ISCC had appealed the Britain office decision before the High Court of Justice, claiming that the Court of Justice in the case “Brüstle-Greenpeace” had intended to exclude from patentability only organisms capable of commencing the process of development which leads to a human being. Therefore, the organisms such as those, which are the subject of the applications for patent registration, cannot undergo such a development process and consequently they should be capable of being patented on the basis of Directive 98/44/CE on the legal protection of biotechnological inventions.
Then the High Court decided to stay the proceedings and to refer the following question to the Court of Justice for a preliminary ruling on if “Are unfertilised human ova whose division and further development have been stimulated by parthenogenesis, and which, in contrast to fertilised ova, contain only pluripotent cells and are incarable of developing into human beings, included in the term <human embryos> in Art. 6, paragraph 2, letter c), of Directive 98/44”.

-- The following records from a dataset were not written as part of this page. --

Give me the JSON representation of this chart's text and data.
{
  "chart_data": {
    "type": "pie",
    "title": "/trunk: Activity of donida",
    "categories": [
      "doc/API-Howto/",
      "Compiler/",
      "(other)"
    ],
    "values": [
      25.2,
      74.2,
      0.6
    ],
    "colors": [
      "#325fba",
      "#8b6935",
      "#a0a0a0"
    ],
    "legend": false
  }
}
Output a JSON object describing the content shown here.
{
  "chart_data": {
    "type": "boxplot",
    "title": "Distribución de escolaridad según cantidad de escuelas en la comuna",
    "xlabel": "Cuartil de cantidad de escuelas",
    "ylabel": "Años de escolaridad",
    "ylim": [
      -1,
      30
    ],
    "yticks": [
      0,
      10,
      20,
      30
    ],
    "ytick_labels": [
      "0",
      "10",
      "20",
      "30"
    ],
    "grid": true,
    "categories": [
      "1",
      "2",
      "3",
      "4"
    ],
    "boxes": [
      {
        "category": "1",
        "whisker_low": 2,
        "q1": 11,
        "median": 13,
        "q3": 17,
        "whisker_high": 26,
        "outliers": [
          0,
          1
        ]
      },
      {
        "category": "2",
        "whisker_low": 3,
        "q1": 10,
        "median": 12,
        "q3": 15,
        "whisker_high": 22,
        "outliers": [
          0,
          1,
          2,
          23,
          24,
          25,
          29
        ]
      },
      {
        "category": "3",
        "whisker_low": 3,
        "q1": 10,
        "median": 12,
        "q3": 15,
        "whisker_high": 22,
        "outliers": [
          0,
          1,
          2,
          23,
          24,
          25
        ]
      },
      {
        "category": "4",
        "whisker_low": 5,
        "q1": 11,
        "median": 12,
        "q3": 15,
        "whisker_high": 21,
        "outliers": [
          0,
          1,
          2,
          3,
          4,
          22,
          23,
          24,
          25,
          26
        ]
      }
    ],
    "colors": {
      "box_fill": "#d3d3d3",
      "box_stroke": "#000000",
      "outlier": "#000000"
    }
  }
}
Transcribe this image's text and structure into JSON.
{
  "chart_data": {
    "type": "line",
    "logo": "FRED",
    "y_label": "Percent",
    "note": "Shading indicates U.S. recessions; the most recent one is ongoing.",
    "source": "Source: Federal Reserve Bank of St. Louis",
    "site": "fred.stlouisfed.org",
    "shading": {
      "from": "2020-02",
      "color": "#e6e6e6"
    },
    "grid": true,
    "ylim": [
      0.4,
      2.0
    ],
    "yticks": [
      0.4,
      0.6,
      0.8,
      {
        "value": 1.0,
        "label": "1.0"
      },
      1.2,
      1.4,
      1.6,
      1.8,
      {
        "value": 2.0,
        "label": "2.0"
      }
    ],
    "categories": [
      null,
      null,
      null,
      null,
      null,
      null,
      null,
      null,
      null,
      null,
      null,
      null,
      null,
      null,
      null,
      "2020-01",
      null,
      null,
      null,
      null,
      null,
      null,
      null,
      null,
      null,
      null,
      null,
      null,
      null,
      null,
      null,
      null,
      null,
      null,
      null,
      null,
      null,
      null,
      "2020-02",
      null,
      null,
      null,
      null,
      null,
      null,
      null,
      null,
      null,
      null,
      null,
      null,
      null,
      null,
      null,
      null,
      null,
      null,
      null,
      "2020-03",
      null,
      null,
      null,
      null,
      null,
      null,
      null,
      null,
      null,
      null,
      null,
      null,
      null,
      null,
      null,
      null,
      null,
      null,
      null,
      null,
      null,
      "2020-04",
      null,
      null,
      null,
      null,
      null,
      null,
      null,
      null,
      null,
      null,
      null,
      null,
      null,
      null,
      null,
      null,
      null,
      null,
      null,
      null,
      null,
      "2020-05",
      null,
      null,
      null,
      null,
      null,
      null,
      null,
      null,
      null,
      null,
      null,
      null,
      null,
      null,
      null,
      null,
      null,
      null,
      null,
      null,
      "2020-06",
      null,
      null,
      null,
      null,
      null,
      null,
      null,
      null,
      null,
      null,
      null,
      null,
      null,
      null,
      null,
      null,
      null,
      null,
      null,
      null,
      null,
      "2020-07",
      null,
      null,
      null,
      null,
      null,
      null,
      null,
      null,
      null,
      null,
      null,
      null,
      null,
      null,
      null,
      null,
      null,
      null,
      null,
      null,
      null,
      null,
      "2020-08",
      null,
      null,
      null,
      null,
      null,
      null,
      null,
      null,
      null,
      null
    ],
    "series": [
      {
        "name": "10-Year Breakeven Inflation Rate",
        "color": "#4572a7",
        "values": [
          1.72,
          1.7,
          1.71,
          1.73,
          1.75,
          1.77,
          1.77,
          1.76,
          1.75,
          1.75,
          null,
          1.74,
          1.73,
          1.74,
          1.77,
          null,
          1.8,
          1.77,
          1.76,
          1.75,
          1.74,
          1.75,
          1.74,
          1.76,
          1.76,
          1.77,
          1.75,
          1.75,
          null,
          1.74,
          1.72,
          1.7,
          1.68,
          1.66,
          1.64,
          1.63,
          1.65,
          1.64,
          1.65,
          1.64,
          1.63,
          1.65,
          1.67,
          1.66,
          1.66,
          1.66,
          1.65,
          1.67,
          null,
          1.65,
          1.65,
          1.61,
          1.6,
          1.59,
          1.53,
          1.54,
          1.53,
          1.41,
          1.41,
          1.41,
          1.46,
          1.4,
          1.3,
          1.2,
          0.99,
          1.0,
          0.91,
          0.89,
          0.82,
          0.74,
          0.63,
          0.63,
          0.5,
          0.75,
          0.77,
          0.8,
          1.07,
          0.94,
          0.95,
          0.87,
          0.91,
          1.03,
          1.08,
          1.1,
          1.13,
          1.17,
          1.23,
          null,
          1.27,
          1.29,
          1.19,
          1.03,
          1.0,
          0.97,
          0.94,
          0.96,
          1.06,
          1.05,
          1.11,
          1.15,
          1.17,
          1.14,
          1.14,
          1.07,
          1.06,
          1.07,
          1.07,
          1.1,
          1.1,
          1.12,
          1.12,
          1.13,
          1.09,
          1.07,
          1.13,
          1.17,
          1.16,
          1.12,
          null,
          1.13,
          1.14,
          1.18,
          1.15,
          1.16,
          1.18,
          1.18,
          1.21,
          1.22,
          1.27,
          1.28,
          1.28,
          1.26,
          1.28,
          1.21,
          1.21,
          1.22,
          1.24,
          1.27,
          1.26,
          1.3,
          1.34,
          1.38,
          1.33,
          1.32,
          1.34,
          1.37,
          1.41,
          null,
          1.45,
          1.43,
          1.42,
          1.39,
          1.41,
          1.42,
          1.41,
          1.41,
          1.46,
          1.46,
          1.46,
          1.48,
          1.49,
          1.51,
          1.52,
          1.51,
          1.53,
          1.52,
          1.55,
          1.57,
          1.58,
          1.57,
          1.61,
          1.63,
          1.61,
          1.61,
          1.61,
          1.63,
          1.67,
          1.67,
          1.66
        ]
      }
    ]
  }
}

With the above mentioned decision, the Court of Justice stated that, according to Art. 6, paragraph 2, letter c), of Directive 98/44, an unfertilised human ovum whose division and further development have been stimulated by parthenogenesis (that consists in the activation of an oocyte, in the absence of sperm, by a variety of chemical and electrical techniques), does not constitute a human embryo, within the meaning of that provision, if, in the light of current scientific knowledge, it does not, in itself, have the inherent capacity of developing into a human being.
Consequently, where an unfertilised human ovum does not fulfil that condition, the mere fact that the organism commences a process of development is not sufficient for it to be regarded as a “human embryo”, within the meaning and for the purposes of the application of Directive 98/44, and therefore it can be patentable.